Ces critiques ont souvent porté sur les conditions de travail des employés locaux, jugées parfois inégales par rapport aux expatriés ; sur l’impact environnemental de certaines opérations pétrolières, avec des allégations de pollutions ou de manque de transparence dans la gestion des déchets ; ou encore sur le respect des droits des communautés locales affectées par les projets d’extraction ou d’infrastructures. Des accusations d’opacité dans l’attribution de certains contrats ou de pratiques commerciales jugées non conformes aux attentes locales en matière de développement ont également pu surgir.

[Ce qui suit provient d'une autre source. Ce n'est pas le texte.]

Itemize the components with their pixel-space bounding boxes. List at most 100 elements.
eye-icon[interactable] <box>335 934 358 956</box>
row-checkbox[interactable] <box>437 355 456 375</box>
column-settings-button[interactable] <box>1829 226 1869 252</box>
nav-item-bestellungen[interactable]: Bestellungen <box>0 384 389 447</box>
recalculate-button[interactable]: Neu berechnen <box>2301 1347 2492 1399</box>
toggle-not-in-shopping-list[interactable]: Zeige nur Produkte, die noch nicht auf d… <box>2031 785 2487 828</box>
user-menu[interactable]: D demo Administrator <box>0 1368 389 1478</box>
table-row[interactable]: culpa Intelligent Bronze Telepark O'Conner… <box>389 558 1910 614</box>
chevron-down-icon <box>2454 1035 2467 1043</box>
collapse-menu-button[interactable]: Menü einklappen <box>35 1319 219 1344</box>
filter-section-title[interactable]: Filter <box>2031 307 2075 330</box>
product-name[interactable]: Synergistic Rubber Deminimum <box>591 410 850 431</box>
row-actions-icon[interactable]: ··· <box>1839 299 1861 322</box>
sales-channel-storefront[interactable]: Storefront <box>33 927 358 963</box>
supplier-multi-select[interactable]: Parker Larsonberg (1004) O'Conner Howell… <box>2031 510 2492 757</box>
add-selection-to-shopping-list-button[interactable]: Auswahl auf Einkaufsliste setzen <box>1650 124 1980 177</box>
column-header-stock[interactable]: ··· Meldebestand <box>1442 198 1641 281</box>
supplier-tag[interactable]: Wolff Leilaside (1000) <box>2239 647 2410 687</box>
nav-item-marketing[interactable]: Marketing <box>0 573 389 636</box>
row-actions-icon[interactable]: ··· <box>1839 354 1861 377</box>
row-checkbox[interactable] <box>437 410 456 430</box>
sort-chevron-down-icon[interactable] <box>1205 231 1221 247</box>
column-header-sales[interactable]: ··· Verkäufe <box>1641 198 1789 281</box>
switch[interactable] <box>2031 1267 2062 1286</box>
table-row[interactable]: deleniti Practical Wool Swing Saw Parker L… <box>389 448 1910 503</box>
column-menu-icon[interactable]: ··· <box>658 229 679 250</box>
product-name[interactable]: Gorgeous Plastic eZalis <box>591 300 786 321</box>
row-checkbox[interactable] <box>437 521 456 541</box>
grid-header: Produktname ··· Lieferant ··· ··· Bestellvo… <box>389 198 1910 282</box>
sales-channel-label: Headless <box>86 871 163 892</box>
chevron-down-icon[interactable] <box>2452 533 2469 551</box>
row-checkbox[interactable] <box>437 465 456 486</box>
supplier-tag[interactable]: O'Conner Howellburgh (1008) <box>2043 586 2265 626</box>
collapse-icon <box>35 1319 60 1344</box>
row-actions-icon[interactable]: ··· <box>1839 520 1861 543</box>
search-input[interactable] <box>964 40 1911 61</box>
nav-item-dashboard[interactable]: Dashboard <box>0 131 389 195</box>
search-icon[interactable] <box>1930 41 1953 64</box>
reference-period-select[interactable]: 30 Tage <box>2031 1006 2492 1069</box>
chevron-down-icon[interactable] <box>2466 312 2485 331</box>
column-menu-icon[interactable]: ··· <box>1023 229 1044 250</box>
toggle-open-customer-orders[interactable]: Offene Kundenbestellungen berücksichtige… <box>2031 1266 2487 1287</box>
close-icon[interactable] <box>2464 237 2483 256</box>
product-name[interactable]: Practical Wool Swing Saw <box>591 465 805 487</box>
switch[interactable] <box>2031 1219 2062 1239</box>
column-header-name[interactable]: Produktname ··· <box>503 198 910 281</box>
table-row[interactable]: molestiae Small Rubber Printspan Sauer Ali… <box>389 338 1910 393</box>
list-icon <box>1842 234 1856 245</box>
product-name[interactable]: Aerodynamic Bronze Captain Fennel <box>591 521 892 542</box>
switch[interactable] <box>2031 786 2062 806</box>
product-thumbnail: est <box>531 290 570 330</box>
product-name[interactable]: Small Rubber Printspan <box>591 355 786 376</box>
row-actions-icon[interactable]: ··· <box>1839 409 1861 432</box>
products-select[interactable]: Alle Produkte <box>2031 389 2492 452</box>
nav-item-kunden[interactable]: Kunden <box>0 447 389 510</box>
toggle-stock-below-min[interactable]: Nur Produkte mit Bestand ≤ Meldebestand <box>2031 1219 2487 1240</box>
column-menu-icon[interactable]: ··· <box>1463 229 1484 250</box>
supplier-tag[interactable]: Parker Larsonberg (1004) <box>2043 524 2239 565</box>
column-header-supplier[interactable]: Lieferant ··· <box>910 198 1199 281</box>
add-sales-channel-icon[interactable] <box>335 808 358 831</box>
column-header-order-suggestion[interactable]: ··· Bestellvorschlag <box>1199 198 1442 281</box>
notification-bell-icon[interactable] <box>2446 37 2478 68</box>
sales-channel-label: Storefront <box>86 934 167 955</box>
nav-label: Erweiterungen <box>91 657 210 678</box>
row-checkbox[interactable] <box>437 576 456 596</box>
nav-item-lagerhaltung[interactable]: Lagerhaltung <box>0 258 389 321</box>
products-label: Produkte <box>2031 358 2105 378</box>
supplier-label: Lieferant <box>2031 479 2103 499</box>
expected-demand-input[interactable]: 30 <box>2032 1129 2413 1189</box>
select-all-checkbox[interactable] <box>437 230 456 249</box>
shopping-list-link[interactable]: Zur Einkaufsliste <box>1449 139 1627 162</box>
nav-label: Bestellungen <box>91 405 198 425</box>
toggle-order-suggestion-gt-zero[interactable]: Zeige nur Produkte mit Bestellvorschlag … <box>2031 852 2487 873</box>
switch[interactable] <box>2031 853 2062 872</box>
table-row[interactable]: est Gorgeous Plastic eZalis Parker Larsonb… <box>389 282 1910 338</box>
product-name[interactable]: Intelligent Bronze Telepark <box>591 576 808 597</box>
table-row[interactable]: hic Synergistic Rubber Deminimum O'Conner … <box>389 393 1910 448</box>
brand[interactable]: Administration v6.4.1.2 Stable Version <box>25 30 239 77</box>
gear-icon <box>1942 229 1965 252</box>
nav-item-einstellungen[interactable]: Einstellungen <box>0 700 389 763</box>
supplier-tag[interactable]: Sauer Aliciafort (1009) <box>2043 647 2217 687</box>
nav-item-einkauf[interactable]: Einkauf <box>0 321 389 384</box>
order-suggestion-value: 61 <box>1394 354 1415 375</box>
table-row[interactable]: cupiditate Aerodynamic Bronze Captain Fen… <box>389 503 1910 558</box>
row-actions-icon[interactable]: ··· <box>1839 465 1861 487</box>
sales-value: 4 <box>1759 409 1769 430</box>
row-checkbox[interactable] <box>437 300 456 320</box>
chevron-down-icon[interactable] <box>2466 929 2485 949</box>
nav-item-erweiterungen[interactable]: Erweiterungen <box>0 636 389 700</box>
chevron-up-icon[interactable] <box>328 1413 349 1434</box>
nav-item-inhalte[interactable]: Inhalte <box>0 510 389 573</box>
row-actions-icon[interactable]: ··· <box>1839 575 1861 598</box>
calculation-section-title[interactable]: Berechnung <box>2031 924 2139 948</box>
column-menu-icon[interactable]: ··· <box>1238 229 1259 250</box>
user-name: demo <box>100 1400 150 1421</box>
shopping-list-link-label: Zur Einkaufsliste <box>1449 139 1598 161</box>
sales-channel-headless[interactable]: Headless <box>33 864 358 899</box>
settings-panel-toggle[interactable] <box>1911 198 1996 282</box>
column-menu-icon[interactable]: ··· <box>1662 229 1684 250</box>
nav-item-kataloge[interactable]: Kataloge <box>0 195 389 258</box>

Ces «divergences et problèmes », pour reprendre les termes de Wang Yi, sont précisément ceux qui nécessitent un dialogue franc et des ajustements concrets de la part des entreprises chinoises. La capacité du Niger à faire valoir ses exigences en matière de respect des normes environnementales et sociales internationales, à maximiser les retombées locales de ces projets (création d’emplois qualifiés, transfert de technologies, développement d’infrastructures sociales), et à garantir une gouvernance transparente des revenus pétroliers, sera le véritable test d’un partenariat «gagnant-gagnant». Le fait que Wang Yi lui-même ait insisté sur l’importance de « répondre aux besoins de l’Afrique » et de « contribuer à sa revitalisation » offre une ouverture et une légitimité pour Niamey à aborder ces points sensibles de manière constructive et déterminée.

Implications et perspectives : Vers une coopération plus assertive et exigeante

Cette rencontre de Changsha n’est pas une simple formalité diplomatique, mais un indicateur fort de la nouvelle posture nigérienne sur la scène internationale. Le Niger ne se contente plus de subir les dynamiques mondiales ou de se conformer passivement aux agendas externes ; il cherche activement à les influencer et à les orienter en fonction de ses propres priorités nationales. C’est une quête d’autonomie et d’assertivité qui se traduit par une diplomatie plus proactive, pragmatique et, in fine, plus exigeante. Pour la Chine, c’est l’occasion de consolider sa présence et son influence dans une région du Sahel en pleine recomposition géopolitique, mais en s’adaptant à des partenaires africains de plus en plus conscients de leur valeur intrinsèque et désireux de faire valoir pleinement leurs droits souverains. Les défis demeurent, notamment celui de garantir la sécurité des investissements dans un contexte régional volatile et de répondre de manière crédible aux préoccupations légitimes des populations hôtes concernant l’impact des mégaprojets. Cependant, la volonté clairement exprimée par les deux parties de traiter les problèmes par le dialogue, dans un esprit de respect mutuel, est un pas important vers une coopération durable et réellement gagnant-gagnant. La balle est désormais dans le camp des acteurs économiques des deux pays pour concrétiser cette vision diplomatique en projets tangibles et mutuellement bénéfiques, en prenant en compte l’ensemble des dimensions de la responsabilité d’entreprise et de la contribution au développement humain.